As fotografias registram todo esse processo de algo que foi amado até não mais existir. A árvore se foi, mas é impossível desver a árvore. Sua beleza, de alguma forma, permanece. Toda essa jornada foi narrada pelo John Green nesse vídeo muito bonito.
Uma fotografia tem o potencial de dizer muita coisa; mas uma sequência delas conta um outro tipo de história. O fotógrafo Jonathan Holdorf (que tem uma bela newsletter, inclusive), fala sobre como o K-Pop o ajudou a evoluir seu estilo de fotografar. A timeline do Instagram, como ele mostra, pode servir para mostrar como a influência dos clipes coreanos foi aos poucos mudando seu trabalho.

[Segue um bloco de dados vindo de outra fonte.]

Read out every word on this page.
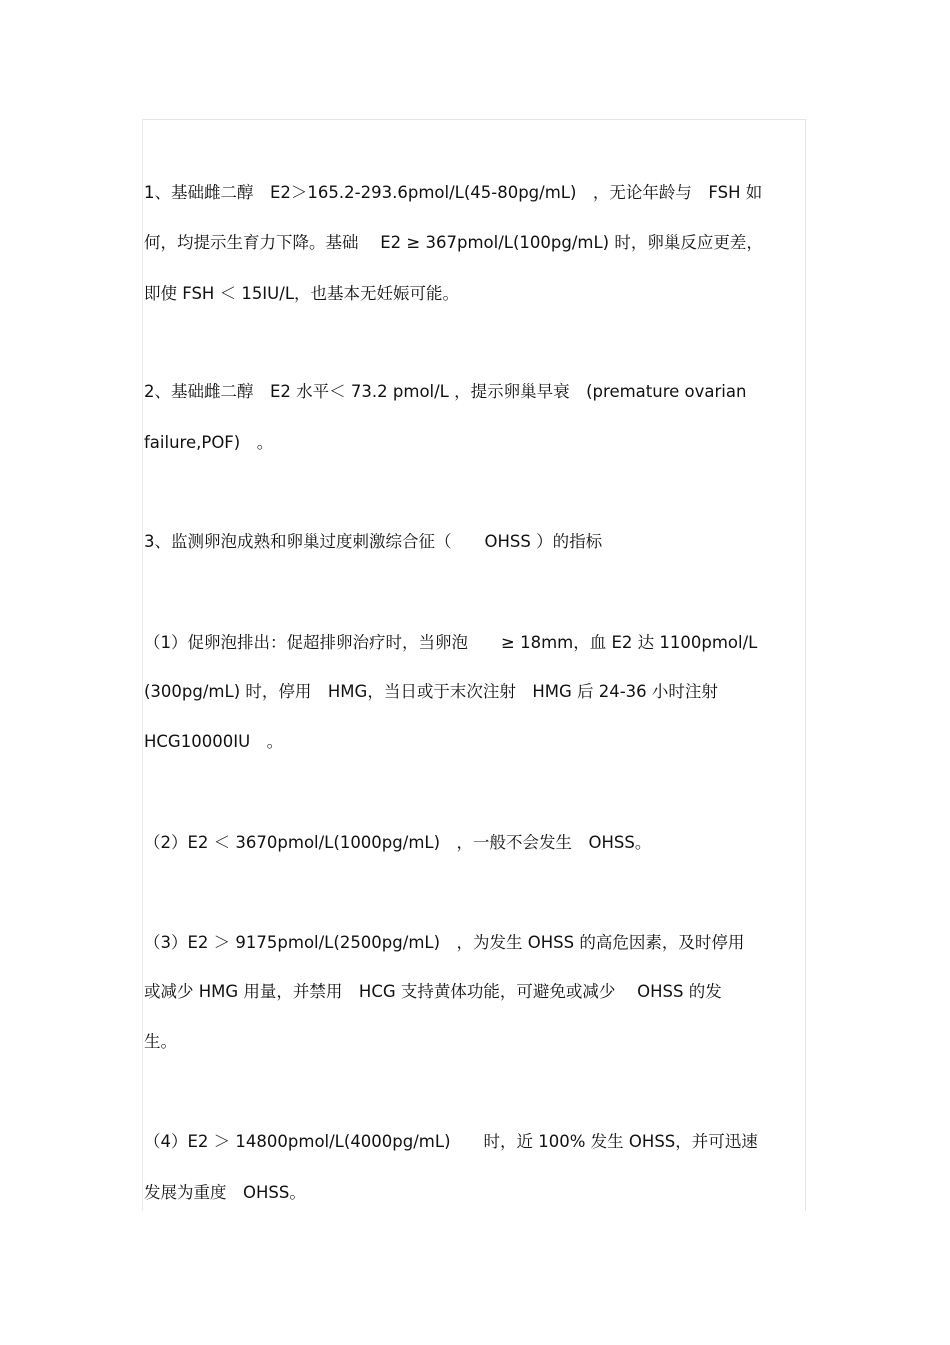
1、基础雌二醇　E2＞165.2-293.6pmol/L(45-80pg/mL)　，无论年龄与　FSH 如
何，均提示生育力下降。基础　 E2 ≥ 367pmol/L(100pg/mL) 时，卵巢反应更差，
即使 FSH ＜ 15IU/L，也基本无妊娠可能。
2、基础雌二醇　E2 水平＜ 73.2 pmol/L ，提示卵巢早衰　(premature ovarian
failure,POF)　。
3、监测卵泡成熟和卵巢过度刺激综合征（　　OHSS ）的指标
（1）促卵泡排出：促超排卵治疗时，当卵泡　　≥ 18mm，血 E2 达 1100pmol/L
(300pg/mL) 时，停用　HMG，当日或于末次注射　HMG 后 24-36 小时注射
HCG10000IU　。
（2）E2 ＜ 3670pmol/L(1000pg/mL)　，一般不会发生　OHSS。
（3）E2 ＞ 9175pmol/L(2500pg/mL)　，为发生 OHSS 的高危因素，及时停用
或减少 HMG 用量，并禁用　HCG 支持黄体功能，可避免或减少　 OHSS 的发
生。
（4）E2 ＞ 14800pmol/L(4000pg/mL)　　时，近 100% 发生 OHSS，并可迅速
发展为重度　OHSS。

Ele também lembra que um artista deve buscar as mais variadas fontes de inspiração; não é porque você é fotógrafo que só deve se inspirar com outros fotógrafos. Não é porque você escreve que só deve ter escritores como referência. Busco inspiração na música, na ciência, no trabalho de designers, de fotógrafos. É nesse diálogo com outras áreas que mais aprendo sobre escrita.
Uma das minhas referências, por exemplo, é a fotógrafa Maureen Bisiliat, que conheci através do acervo do Instituto Moreira Salles. Ela conta histórias muito interessantes nessa entrevista e não pude deixar de pensar que alguém que está com o olhar treinado para captar histórias acaba desenvolvendo uma memória com um alto nível de detalhes.
Em determinado momento da conversa, perguntam se ela acha se a fotografia se tornou algo banal, se o mundo está saturado de fotografias. Surpreendentemente, ela achava isso há dez anos, não tanto agora. Com o celular, houve uma apropriação mais democrática da imagem, embora ela veja uma diferença entre a fotografia e o que é uma vontade inconsciente de pertencer.
“A tendência da facilidade aparente do digital é a porção de imagens que estão tomando. E aí eu penso: mas aonde vai toda essa informação?”
Organizar é também o movimento de dar contexto e sentido a essa informação. Toda vez que retorno a memórias antigas, algum elemento se modifica, algum detalhe antes oculto se revela. Lembrar pode ser mais que revisitar histórias repetidas ou manter os momentos que considero importantes longe do alcance do terrível esquecimento; lembrar é percorrer o mesmo caminho várias vezes e ver a paisagem se modificando à medida em que também me transformo.